Schock-Video: Unerträglich, was eine Raucherin diesem Hund antut

Singapur/Malaysia - Mehr als zwei Minuten Horror: Das Hunde-Foltervideo einer jungen Frau kursierte Ende August auf WhatsApp, berichtet die "International Business Times". Der kleine Vierbeiner wird in dem Clip auf schlimmste Weise gequält.

Der Hund durchlitt Höllenqualen!
Der Hund durchlitt Höllenqualen!  © Facebook/Screenshot/SPCA Singapore

Mit zugebundener Schnauze hebt die Raucherin ihn immer wieder hoch und drückt ihre brennende Zigarette in seine Augen. Natürlich jault das Tier in der Aufnahme vor Schmerzen. Doch die Tierquälerin legt immer wieder nach, zieht an der Zigarette und drückt sie dem wehrlosen Hund dann wieder in eines seiner Augen.

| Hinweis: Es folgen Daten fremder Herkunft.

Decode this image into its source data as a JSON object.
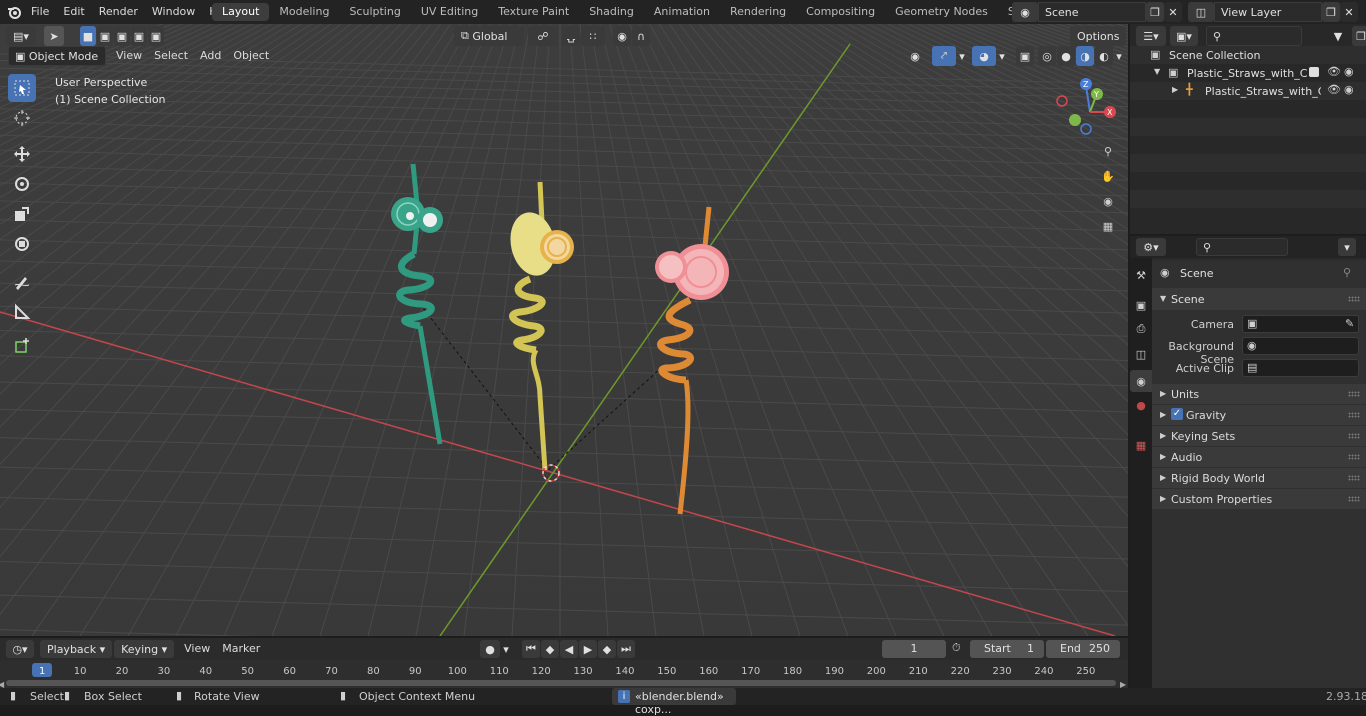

Offenbar reichte auch das der Frau nicht, denn sie brach dem armen Hund außerdem noch mehrere Gliedmaßen. Obwohl der genaue Ort des Vorfalls nicht bekannt ist, ging das Video in Malaysia und Singapur viral und machte die Menschen dort richtig wütend.

Aufgrund der Empörung wandte sich die "SPCA Singapore" (ein Tierschutzverein aus Singapur) über ihre Facebook-Seite an die Bevölkerung und bat um Hilfe.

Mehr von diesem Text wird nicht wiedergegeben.